Alors qu’ils ne cessaient de dégringoler au classement depuis trois années, les pays membres du G8 ont regagné quelques positions. La France (31e), par exemple, remonte de six places par rapport à l’an dernier. Les journalistes ont été épargnés des violences qui les avaient touchées fin 2005 lors d’un conflit syndical, en Corse, et pendant les manifestations dans les banlieues. Cependant, de nombreuses inquiétudes demeurent en raison de cas de censure persistants, de perquisitions dans des rédactions et d’un manque de garanties concernant la protection du secret des sources.

Aux Etats-Unis (48e), les violations de la liberté de la presse ont été légèrement moins nombreuses et le blogueur Josh Wolf a été libéré après 224 jours de détention. En revanche, la détention sans charge, depuis le 13 juin 2002, du cameraman soudanais d’Al-Jazira, Sami Al-Haj, sur la base militaire de Guantanamo, et l’assassinat de Chauncey Bailey à Oakland, en août 2007, empêchent toujours le pays d’accéder au peloton de tête.

L’Italie (35e) a également stoppé sa descente, même si les journalistes restent sous la menace de groupes mafieux qui les empêchent de faire leur travail en toute sécurité. Au Japon (37e), un certain répit dans les attaques de militants nationalistes à l’égard de la presse a permis au pays de regagner quatorze places.

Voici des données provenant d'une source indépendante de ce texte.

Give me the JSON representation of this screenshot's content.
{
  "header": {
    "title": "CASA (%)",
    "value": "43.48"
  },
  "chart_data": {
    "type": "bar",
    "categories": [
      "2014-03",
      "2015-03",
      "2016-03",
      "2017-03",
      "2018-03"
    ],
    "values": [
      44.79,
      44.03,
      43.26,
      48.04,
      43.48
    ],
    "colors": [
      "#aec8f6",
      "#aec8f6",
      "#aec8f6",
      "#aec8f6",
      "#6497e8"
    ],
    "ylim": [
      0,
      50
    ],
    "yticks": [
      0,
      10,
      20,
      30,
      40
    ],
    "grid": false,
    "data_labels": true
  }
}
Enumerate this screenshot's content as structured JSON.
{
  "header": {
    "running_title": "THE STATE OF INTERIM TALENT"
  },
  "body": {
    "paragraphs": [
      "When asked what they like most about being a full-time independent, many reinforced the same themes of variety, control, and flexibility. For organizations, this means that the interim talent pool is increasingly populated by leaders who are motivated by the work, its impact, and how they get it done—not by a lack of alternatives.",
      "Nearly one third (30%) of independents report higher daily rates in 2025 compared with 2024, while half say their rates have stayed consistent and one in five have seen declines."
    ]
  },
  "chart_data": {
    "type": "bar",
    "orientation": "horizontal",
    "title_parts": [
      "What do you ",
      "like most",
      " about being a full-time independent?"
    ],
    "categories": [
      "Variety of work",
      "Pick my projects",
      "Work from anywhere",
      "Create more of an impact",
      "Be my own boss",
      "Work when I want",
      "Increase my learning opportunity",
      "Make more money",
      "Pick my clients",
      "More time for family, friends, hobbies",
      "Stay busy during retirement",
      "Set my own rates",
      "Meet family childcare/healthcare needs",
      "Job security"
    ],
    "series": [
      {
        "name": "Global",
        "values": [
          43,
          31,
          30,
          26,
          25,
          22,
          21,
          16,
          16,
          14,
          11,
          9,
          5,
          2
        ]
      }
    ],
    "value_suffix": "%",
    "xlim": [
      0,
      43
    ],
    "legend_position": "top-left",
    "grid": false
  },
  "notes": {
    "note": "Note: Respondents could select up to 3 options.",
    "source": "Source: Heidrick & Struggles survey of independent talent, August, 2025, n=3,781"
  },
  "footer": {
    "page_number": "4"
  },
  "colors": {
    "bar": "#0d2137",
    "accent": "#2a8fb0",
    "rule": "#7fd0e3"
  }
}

“Ces évolutions sont une bonne nouvelle. Peut être que les appels répétés pour que ces démocraties se comportent de manière exemplaire commencent enfin à porter leurs fruits. Il faut cependant rester prudent et vigilant. Rien n’est jamais acquis et nous espérons que cette tendance va se maintenir et même s’accentuer l’année prochaine. Nous regrettons tout de même que seuls deux pays membres du G8, le Canada (18e) et l’Allemagne (20e), parviennent à se hisser dans les vingt premiers”, a indiqué Reporters sans frontières.

La Russie (144e) ne progresse pas. L’assassinat d’Anna Politkovskaïa, en octobre 2006, l’impunité des assassins de journalistes et le manque toujours criant de pluralisme dans les médias, notamment audiovisuels, pèsent lourdement dans le bilan de la situation de la liberté d’expression dans le pays.